Type your question here!

Tuesday, November 15, 2011

Watering a Lawn May Not Be Enough For Trees Growing in a Lawn

Q. My tree is 30'x 25' and it is in a lawn area. We follow the SNWA guidelines for watering our lawn. Very little die back has occurred on this tree, and the only fertilizer it gets is what it steals from the lawn.
Tree dieback after the lawn was removed and rock
landscaping replaced the lawn.

A. Watering enough for a lawn is not enough for a tree planted in the lawn if you are not overwatering the lawn. Watering a lawn is enough for the lawn only if you are watering it correctly.

            When you put a large tree on it then you must deep water the tree as well as water the lawn. Different types of trees require more or less water than others. Tree water use is dictated by the size of the tree and the type of tree. Size is most critical. The only time trees do well in lawns is when the lawn is overwatered. The reason trees did well in lawns in the previous years is because lawns were overwatered.

New growth is often a different color from
the older growth
            As the price of water has gone up, people have chosen to conserve more and follow lawn watering guides more closely. This has caused some trees to be underwatered even though they are in lawns.

            Lawns are big fertilizer hogs, particularly nitrogen. If you apply fertilizer to the lawn then the lawn is what is going to get the fertilizer due to its extensive fibrous root system. Trees should be fertilized separately from the lawn with applications in the rootzone, just below the rootzone of the lawn so that the lawn does not burn.

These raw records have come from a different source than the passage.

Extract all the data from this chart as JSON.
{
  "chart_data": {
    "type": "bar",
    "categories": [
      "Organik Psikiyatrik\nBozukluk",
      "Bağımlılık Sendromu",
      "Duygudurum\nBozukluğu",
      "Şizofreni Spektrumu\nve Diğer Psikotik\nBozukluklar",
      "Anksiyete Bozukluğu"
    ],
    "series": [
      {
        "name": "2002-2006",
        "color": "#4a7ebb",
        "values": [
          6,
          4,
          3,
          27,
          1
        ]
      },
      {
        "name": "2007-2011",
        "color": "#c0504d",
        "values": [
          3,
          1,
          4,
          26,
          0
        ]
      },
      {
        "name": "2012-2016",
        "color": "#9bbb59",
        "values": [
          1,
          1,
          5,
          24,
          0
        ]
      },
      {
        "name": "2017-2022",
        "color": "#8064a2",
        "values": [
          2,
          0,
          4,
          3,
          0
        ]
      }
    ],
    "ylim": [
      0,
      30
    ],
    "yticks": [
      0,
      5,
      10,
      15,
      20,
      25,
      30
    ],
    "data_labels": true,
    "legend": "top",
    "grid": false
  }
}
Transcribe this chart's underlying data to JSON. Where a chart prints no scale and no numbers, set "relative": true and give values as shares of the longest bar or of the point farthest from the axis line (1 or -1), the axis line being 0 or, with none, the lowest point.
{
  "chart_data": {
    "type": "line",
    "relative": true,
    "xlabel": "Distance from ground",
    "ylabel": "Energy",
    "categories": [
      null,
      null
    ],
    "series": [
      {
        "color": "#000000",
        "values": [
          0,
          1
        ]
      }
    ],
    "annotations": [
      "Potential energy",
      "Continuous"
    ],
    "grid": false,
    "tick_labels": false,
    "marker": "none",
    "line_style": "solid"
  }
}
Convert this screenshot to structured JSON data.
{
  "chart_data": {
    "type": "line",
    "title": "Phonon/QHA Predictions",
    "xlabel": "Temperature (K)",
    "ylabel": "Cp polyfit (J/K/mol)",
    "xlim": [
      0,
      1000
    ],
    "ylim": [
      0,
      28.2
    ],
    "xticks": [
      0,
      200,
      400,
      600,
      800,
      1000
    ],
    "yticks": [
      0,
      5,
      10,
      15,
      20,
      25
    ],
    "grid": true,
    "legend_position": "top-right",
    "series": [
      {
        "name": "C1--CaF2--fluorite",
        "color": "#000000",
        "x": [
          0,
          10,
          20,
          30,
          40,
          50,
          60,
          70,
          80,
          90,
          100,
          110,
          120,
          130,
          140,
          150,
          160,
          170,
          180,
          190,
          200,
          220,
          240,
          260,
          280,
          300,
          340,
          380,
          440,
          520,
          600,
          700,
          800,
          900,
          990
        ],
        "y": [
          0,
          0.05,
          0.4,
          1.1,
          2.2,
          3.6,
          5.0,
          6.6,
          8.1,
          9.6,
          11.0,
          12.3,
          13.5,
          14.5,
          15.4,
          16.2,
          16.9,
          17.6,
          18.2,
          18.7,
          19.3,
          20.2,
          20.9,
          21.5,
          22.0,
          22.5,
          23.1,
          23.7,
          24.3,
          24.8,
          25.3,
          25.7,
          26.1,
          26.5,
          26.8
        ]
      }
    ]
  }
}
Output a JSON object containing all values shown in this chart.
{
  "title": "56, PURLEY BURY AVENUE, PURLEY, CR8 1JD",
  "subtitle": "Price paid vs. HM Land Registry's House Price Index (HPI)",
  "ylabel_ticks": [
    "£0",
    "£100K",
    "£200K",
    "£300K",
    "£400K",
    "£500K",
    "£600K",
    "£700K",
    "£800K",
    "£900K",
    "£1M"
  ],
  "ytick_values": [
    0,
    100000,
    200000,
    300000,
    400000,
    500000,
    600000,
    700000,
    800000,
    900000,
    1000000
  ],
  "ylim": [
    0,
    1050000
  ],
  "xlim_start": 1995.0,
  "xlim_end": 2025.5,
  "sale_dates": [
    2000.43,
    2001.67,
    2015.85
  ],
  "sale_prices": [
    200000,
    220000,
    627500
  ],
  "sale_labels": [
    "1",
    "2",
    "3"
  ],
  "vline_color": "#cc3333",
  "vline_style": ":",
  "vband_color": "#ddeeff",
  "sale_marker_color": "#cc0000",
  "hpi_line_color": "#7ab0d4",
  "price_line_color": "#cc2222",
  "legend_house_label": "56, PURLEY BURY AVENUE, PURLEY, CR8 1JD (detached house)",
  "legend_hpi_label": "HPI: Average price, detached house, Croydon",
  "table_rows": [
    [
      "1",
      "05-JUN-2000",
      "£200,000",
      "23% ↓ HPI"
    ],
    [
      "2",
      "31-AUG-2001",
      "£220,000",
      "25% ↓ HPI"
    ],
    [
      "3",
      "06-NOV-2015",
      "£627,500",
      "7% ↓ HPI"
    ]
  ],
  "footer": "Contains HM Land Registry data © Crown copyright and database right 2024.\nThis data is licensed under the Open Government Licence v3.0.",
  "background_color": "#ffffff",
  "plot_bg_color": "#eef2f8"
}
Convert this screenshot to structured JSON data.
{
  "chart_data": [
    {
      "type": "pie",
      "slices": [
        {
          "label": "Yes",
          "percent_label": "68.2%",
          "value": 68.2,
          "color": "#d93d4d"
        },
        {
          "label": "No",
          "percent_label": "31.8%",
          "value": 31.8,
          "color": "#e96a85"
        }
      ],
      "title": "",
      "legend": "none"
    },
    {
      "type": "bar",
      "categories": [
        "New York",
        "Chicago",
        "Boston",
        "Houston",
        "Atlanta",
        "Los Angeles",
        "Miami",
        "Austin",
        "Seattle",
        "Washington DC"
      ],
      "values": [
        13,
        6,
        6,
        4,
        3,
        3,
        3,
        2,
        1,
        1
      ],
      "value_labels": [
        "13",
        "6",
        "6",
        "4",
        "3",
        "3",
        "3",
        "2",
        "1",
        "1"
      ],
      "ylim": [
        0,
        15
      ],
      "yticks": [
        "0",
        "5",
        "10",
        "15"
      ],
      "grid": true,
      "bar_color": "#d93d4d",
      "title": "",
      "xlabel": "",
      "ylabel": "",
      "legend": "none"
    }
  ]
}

            You can judge if the tree is growing enough by looking at its new growth this past year. It will be a different color than the older wood. Or you can see where the previous year's growth stopped. On a tree that size you should get 12 or more inches of new growth each year. If not, then something is wrong. It might be a lack of water or lack of fertilizer or both.

Modesto ash decline
            I don’t know the type of tree you have but make sure you do not have Modesto ash decline if the tree is Modesto ash. I sent to you a picture of Modesto ash decline and have posted it on my blog. It is common here but does not hit every Modesto ash. I have been working with this problem for over 25 years with other professionals and no one has been able to determine its cause. This is why I no longer recommend this particular ash tree.